I've got a circuit which is 5v with a 1k pull-up resistor. I've been trying to get my head around the math for a while but I'm failing.
I'm trying to use the variable resistor to give a linear voltage output from 0-5, please could someone advise on the best size to use?
What does the statement have to do with the question? There is nothing confusing about I = E / R.
Your question has all the trappings of an x-y problem as any value will work so long as the element resistivity is linear and there is no output load current.
Telling us what you’re actually atempting to do will probably get you a far more useful answer then the above response.
If you want a linear voltage adjustable from 0-5V, just connect the pot across the 5V supply and take the voltage from the wiper.
Optimum resistance depends on what you plan to attach to the wiper and how much current you want to draw from the 5V supply.
More details = better suggestions.
You cannot get a linear output using a pull-up resistor. You would need a constant-current source.
That is not impossible, but far easier just to use it wired as a potentiometer.
I've got a circuit which is 5v with a 1k pull-up resistor.
Is that the only thing in the "circuit"? If not, give us a schematic or tell us what you know. That fixed resistor may make things harder. Can you get rid of it?
Does the [u]Read Analog Voltage Example[/u] help you?
That example uses a [u]potentiometer[/u] (AKA "pot") which is a standard 3-terminal variable resistor used as a variable [u]voltage divider[/u]. A standard linear pot will give you a linear voltage (2.5V at the center position, within tolerances).
I'm trying to use the variable resistor to give a linear voltage output from 0-5,
You won't find a "plain" variable resistor. You CAN use just 2-terminals of a pot to make a variable resistor, and you CAN put that in series with your 1K resistor to make a variable voltage divider.
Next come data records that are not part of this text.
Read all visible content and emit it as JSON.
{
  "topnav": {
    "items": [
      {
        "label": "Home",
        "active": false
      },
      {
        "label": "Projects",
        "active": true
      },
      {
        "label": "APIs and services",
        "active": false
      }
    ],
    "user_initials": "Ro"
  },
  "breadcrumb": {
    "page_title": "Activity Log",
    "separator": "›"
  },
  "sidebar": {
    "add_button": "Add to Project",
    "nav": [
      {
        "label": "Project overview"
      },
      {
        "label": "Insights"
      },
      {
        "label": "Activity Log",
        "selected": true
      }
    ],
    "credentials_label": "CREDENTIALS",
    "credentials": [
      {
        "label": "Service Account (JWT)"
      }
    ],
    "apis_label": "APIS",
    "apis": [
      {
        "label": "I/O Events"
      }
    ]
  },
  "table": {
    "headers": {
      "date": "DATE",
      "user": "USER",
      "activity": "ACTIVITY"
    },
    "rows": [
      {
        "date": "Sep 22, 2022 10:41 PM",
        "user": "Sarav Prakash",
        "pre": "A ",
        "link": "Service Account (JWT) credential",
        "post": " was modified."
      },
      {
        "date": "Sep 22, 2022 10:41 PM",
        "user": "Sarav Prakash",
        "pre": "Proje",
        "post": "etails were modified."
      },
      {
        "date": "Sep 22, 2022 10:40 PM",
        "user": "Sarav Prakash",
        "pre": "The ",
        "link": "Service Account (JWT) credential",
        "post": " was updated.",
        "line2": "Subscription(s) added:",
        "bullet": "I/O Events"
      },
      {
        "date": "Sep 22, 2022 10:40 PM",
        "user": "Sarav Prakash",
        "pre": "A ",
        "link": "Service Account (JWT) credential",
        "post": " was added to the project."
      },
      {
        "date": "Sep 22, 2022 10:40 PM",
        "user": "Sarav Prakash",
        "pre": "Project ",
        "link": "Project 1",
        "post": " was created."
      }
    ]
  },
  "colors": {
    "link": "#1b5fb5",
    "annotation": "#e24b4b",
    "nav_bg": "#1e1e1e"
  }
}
But, it's NOT LINEAR and you can't get the full 0-5V range because there is always some voltage drop across the fixed 1K resistor.
A pot + pull-up will also never give 0-5V output unless the supply voltage is >5V.
Thanks for the help, I've been doing it wrong, I've been using only 2 legs of the pot, and using a pull-up resistor. I'll do it without a pull-up, and connect:
first leg - 5v
2nd leg - output /wiper
3rd leg - ground.
Sorry for being a numpty
Jimster:
I'll do it without a pull-up, and connect:first leg - 5v
2nd leg - output /wiper
3rd leg - ground.
What are you attaching to the wiper? You don't want it to draw more than 10% of the current in the pot (stiff voltage divider rule of thumb); less is better.
I know it's a pain to attach images on this forum, but when discussing circuits, it's the best way to convey information. That avoids having to ask so many clarifying questions.